Assassin's Creed Black Flag Resynced es un viaje fascinante lleno de aciertos innegables y concesiones dolorosas. Es de justicia celebrar el enorme mimo puesto en apartados como la accesibilidad global y el soberbio doblaje al español, que recupera a los actores originales para registrar las nuevas líneas de diálogo.

Visualmente es una obra apabullante y su mundo nos recuerda por qué nos enamoramos del Caribe en primer lugar, demostrando que una progresión orgánica y sin números inflados siempre jugará a favor de la narrativa.

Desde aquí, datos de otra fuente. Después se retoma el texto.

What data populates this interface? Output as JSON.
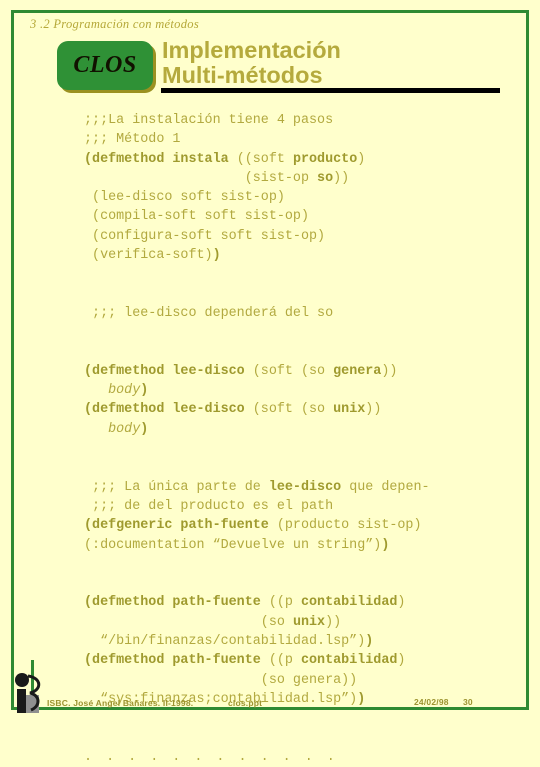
{
  "slide": {
    "section_label": "3 .2 Programación con métodos",
    "badge_label": "CLOS",
    "title_line1": "Implementación",
    "title_line2": "Multi-métodos"
  },
  "colors": {
    "background": "#ffffcc",
    "frame_green": "#2f8a32",
    "badge_green": "#2f9136",
    "badge_shadow": "#9b9120",
    "title_olive": "#b5aa3d",
    "code_olive": "#b2a93f",
    "code_bold_olive": "#9f9a2e",
    "rule_black": "#000000",
    "footer_olive": "#9c9330"
  },
  "code_lines": [
    {
      "id": "c01",
      "html": ";;;La instalación tiene 4 pasos"
    },
    {
      "id": "c02",
      "html": ";;; Método 1"
    },
    {
      "id": "c03",
      "html": "<b>(defmethod instala</b> ((soft <b>producto</b>)"
    },
    {
      "id": "c04",
      "html": "                    (sist-op <b>so</b>))"
    },
    {
      "id": "c05",
      "html": " (lee-disco soft sist-op)"
    },
    {
      "id": "c06",
      "html": " (compila-soft soft sist-op)"
    },
    {
      "id": "c07",
      "html": " (configura-soft soft sist-op)"
    },
    {
      "id": "c08",
      "html": " (verifica-soft)<b>)</b>"
    },
    {
      "id": "c09",
      "html": "",
      "blank": true
    },
    {
      "id": "c10",
      "html": "",
      "blank": true
    },
    {
      "id": "c11",
      "html": " ;;; lee-disco dependerá del so"
    },
    {
      "id": "c12",
      "html": "",
      "blank": true
    },
    {
      "id": "c13",
      "html": "",
      "blank": true
    },
    {
      "id": "c14",
      "html": "<b>(defmethod lee-disco</b> (soft (so <b>genera</b>))"
    },
    {
      "id": "c15",
      "html": "   <i>body</i><b>)</b>"
    },
    {
      "id": "c16",
      "html": "<b>(defmethod lee-disco</b> (soft (so <b>unix</b>))"
    },
    {
      "id": "c17",
      "html": "   <i>body</i><b>)</b>"
    },
    {
      "id": "c18",
      "html": "",
      "blank": true
    },
    {
      "id": "c19",
      "html": "",
      "blank": true
    },
    {
      "id": "c20",
      "html": " ;;; La única parte de <b>lee-disco</b> que depen-"
    },
    {
      "id": "c21",
      "html": " ;;; de del producto es el path"
    },
    {
      "id": "c22",
      "html": "<b>(defgeneric path-fuente</b> (producto sist-op)"
    },
    {
      "id": "c23",
      "html": "(:documentation “Devuelve un string”)<b>)</b>"
    },
    {
      "id": "c24",
      "html": "",
      "blank": true
    },
    {
      "id": "c25",
      "html": "",
      "blank": true
    },
    {
      "id": "c26",
      "html": "<b>(defmethod path-fuente</b> ((p <b>contabilidad</b>)"
    },
    {
      "id": "c27",
      "html": "                      (so <b>unix</b>))"
    },
    {
      "id": "c28",
      "html": "  “/bin/finanzas/contabilidad.lsp”)<b>)</b>"
    },
    {
      "id": "c29",
      "html": "<b>(defmethod path-fuente</b> ((p <b>contabilidad</b>)"
    },
    {
      "id": "c30",
      "html": "                      (so genera))"
    },
    {
      "id": "c31",
      "html": "  “sys:finanzas;contabilidad.lsp”)<b>)</b>"
    },
    {
      "id": "c32",
      "html": "",
      "blank": true
    },
    {
      "id": "c33",
      "html": "",
      "blank": true
    },
    {
      "id": "c34",
      "html": "<span class=\"dots\">. . . . . . . . . . . .</span>"
    }
  ],
  "footer": {
    "author": "ISBC. José Angel Bañares. II-1998.",
    "file": "clos.ppt",
    "date": "24/02/98",
    "page": "30",
    "logo_name": "isbc-figure-logo"
  }
}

Sin embargo, su empeño por modernizar el combate a costa de la espectacularidad clásica, la intrascendencia del nuevo Animus Hub y, sobre todo, una notable fragilidad, impiden que este navío alcance, de momento, su máxima velocidad de crucero.

Hemos escrito este análisis gracias a un código digital para PS5 y PC proporcionado por Ubisofr España.

Redactor

NOTA

8

Puntos positivos

Un apartado visual deslumbrante, con una simulación del agua sencillamente sobresaliente.
El regreso a una progresión orgánica y narrativa, libre de los tediosos árboles de habilidades numéricos.
La generosa cantidad de contenido inédito.

Puntos negativos

El hiperrealismo penaliza la legibilidad del entorno y frustra en los abordajes nocturnos.
El rediseño del combate se carga la coreografía y la fantasía de poder clásica.
Demasiados crasheos, bugs y la fría imposición del intrascendente Animus Hub.

En resumen

Assassin's Creed Black Flag Resynced es un portentoso triunfo visual que reivindica el excelente diseño estructural de la obra clásica, pero se ve empañado por un combate peor que el original y una IA anticuada.